Embora a sinopse sugira que este romance conta a história do aviador Larry Darrell, por quem um companheiro de aviação dá a vida na I Guerra Mundial, o romance é muito mais do que isso. Maugham conseguiu transportar-me para o período entre guerras sem cair em politiquices nem ao detalhes aborrecidos de estratégia militar. De facto, não dissesse ele, a poucas páginas do fim, que “rebentou a guerra”, e nem nos apercebíamos que o maior conflito armado de sempre, com 70 milhões de baixas, se insinuava nas entrelinhas das receções parisienses das personagens que acompanhamos há duas décadas.

A ação tem início em 1919 na sociedade de Chicago, e ao longo destas páginas o próprio Maugham é uma personagem algo secundária, que transita de núcleo em núcleo e que vai tendo notícias das pessoas a quem nos apresenta. Começamos por conhecer Elliott, um americano que circula nas esferas mais altas da sociedade Europeia, e que insiste que a única cidade civilizada para um homem superior viver é Paris. A partir daí, temos a ponte criada entre os capitalistas americanos, a bolsa, os corretores e o desejo desenfreado de progresso nos anos prósperos que antecedem o crash, e a realeza em decadência na Europa pós-guerra, que vive de superficialidades e de pedantismo. 

Sendo Larry o fio condutor que intriga o nosso narrador – e que ilustre narrador! – ao longo dessas duas décadas, ficamos a saber que o aviador parece ter perdido parte do juízo quando o seu melhor amigo da Força Aérea deu a vida para o salvar de uma ofensiva alemã, e o Larry de antes, com apenas 18 anos, bem posicionado na sociedade, com uma fortuna modesta e de noivado marcado com Isabel Bradley, uma menina de bem, muda. De repente, Larry deixa de se interessar pelo lado mundano da vida, e coloca-se à parte, como observador circunspeto. Procuram ceder-lhe um lugar entre os bem-posicionados de Chicago, pedem-lhe que se junte à construção de um país que se evidencia mais próspero do que o velho mundo, delapidado pela guerra e pelos velhos costumes de repente fora de moda, mas Larry garante, para desconcerto de quem o rodeia, que tudo o que deseja da vida é fazer “nada”, e que deve valer-se do privilégio de ter um bom rendimento para poder dedicar-se a isso mesmo.

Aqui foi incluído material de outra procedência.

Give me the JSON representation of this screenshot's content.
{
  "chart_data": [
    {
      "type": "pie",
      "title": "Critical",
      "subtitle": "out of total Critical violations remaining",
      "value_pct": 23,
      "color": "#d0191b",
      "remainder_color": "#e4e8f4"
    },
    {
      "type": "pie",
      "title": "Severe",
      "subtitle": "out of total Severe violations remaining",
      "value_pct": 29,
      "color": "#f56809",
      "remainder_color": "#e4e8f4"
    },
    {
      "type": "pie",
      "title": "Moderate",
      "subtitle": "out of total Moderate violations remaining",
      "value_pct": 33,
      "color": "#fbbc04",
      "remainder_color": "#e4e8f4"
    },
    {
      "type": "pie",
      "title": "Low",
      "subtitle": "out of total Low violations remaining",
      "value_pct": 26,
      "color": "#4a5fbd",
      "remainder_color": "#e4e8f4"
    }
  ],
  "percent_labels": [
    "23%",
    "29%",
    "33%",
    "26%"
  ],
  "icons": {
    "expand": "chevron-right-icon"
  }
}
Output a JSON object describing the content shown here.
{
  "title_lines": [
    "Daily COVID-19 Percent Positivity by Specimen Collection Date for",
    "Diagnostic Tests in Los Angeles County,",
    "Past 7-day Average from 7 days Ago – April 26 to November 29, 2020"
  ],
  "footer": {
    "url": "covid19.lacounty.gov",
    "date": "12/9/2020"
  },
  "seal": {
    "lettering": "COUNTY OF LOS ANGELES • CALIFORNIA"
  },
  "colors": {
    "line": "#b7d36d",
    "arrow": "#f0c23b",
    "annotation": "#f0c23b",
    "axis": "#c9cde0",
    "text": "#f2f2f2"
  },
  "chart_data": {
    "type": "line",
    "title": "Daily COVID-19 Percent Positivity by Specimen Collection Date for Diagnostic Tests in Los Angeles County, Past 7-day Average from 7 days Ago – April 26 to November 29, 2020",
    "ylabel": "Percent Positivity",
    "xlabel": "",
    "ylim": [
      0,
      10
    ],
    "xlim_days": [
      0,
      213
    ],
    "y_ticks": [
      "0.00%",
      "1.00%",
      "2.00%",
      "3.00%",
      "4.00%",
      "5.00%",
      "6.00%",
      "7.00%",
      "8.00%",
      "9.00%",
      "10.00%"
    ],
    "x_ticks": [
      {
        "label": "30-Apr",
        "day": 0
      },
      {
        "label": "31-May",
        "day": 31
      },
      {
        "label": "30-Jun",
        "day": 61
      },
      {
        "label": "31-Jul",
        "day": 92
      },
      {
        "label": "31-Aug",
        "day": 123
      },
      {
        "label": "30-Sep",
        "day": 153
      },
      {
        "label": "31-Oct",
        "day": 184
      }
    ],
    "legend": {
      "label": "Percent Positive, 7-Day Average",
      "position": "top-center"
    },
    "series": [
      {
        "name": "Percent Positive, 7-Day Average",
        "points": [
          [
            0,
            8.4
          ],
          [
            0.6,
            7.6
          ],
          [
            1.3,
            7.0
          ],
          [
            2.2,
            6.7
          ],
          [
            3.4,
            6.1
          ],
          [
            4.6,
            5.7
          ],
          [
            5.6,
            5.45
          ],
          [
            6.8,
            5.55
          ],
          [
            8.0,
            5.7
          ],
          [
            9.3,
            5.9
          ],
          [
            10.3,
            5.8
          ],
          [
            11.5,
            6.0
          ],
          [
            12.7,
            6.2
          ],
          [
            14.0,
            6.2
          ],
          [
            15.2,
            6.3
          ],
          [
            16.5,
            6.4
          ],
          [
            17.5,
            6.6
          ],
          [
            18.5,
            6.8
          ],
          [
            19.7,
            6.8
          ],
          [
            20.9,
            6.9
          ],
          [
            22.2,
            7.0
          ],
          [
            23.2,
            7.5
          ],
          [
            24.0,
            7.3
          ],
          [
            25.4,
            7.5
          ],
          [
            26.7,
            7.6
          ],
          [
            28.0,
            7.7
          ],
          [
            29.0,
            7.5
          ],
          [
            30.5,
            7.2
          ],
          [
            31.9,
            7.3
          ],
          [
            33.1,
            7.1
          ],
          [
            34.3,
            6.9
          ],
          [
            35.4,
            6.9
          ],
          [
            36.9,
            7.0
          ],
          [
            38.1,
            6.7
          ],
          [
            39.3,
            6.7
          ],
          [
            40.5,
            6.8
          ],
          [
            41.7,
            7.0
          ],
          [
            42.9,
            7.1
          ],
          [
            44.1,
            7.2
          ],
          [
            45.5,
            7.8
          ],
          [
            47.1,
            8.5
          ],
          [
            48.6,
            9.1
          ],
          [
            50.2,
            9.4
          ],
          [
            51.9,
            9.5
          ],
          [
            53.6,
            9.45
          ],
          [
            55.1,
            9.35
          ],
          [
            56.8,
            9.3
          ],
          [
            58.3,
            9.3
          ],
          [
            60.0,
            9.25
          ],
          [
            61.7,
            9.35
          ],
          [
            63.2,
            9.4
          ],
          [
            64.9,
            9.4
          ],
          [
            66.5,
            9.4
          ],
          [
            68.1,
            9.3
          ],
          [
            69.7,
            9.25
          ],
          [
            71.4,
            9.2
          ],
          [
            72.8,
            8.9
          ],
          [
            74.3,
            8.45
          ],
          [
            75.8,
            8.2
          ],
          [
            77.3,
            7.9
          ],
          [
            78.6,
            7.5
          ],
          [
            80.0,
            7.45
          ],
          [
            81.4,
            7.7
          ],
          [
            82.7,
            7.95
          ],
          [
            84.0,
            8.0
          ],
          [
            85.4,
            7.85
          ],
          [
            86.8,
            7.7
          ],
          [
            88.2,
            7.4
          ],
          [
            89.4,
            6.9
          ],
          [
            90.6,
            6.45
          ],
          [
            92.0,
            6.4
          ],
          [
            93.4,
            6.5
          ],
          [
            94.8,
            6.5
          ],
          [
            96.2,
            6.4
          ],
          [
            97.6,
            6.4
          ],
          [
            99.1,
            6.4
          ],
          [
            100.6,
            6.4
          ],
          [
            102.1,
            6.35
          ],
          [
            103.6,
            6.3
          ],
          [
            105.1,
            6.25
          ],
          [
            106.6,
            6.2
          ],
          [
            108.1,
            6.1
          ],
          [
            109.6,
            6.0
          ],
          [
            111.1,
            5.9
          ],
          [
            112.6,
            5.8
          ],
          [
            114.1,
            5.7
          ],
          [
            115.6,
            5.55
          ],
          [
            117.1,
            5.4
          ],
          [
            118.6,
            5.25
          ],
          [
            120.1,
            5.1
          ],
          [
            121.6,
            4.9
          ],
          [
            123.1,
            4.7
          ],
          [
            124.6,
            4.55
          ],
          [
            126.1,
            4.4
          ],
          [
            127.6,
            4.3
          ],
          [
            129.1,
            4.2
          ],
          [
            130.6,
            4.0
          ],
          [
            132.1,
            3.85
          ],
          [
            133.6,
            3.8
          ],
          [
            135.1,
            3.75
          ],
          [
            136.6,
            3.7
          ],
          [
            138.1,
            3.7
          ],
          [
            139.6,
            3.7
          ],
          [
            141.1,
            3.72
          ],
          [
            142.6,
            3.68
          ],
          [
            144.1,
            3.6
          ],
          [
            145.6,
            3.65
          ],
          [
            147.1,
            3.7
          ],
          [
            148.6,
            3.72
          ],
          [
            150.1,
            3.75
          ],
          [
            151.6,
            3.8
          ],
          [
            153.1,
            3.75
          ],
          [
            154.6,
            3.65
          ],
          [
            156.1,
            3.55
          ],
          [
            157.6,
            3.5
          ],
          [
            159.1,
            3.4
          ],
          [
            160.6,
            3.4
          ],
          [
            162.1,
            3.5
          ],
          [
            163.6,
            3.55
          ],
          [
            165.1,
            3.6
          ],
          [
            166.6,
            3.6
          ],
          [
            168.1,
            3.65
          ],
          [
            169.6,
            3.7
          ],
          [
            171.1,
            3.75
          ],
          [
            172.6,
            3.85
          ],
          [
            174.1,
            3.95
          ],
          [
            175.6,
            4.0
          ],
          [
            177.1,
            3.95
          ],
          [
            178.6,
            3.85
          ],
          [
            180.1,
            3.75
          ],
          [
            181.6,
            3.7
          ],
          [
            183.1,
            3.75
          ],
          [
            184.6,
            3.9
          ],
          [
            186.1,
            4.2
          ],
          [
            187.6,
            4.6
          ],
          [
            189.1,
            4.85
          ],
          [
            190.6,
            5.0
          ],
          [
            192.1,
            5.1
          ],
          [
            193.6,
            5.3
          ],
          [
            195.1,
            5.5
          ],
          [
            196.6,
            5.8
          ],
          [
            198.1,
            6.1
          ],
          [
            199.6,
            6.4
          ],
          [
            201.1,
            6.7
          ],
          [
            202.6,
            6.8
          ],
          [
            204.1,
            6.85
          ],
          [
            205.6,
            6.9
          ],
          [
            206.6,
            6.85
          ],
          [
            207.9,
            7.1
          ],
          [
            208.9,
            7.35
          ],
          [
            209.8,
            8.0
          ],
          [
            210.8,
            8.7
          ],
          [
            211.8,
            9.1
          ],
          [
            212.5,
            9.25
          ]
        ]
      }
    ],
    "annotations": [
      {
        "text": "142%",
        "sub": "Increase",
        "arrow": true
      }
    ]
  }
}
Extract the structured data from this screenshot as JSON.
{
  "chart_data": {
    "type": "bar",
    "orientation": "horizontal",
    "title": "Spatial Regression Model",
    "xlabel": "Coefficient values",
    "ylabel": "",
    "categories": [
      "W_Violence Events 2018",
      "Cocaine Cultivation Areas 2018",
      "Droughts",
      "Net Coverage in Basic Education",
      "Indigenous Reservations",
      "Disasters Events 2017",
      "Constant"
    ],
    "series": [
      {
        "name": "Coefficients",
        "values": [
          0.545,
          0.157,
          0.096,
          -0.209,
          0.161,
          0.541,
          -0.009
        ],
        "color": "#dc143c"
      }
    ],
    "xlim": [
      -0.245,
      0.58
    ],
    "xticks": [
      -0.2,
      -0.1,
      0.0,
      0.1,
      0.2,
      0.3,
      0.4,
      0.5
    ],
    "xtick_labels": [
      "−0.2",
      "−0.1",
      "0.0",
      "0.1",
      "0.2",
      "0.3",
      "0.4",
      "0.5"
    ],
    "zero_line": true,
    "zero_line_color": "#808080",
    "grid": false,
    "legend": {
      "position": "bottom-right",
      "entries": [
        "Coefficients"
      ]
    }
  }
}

Esta é a premissa principal de um livro que, um pouco à semelhança de Servidão Humana, me parece uma senda pessoal, muito espiritual e até mística a certa altura. O que, pela voz metódica e ultrarracional – por vezes também romântica e melancólica – de Maugham, poderia soar a contrassenso. 

descriptionHá várias passagens de grande riqueza humana. Aliás, ler o meu escritor favorito referir-se ao “animal humano”, uma expressão com que tantas vezes nos identifico, por ausência de outra que melhor exemplifique o que pretendo dizer, coloca-me em plena sintonia aquilo que julgo que Maugham sentia e pretendia ilustrar. É este o forte deste romancista. A capacidade de observação, a perspicácia, a tempos a ironia e o humor, a classe, a crítica social - elegante, subtil -, mas também a ausência de pedantismo que lhe permite falar ora de rameiras ora de condessas com a mesma elegância, a mesma dignidade.
 
Destaco dois momentos de Nirvana que servem para exemplificar momentos de clarividência de duas personagens – uma delas o próprio Larry, a outra um homem de negócios que de repente, perante o crash da bolsa, se vê despojado de tudo o que lhe era caro. Foram passagens de tamanha beleza, tamanha carga emocional… Maugham encheu-me o peito e depois esvaziou-o com um grande suspiro com essas passagens, mas eu já não me sentia a mesma depois de as ler. São sítios próximos a outros que experimentei em meditação ou em momentos em que contemplei a natureza, e por isso os senti na pele com a nitidez de um arrepio.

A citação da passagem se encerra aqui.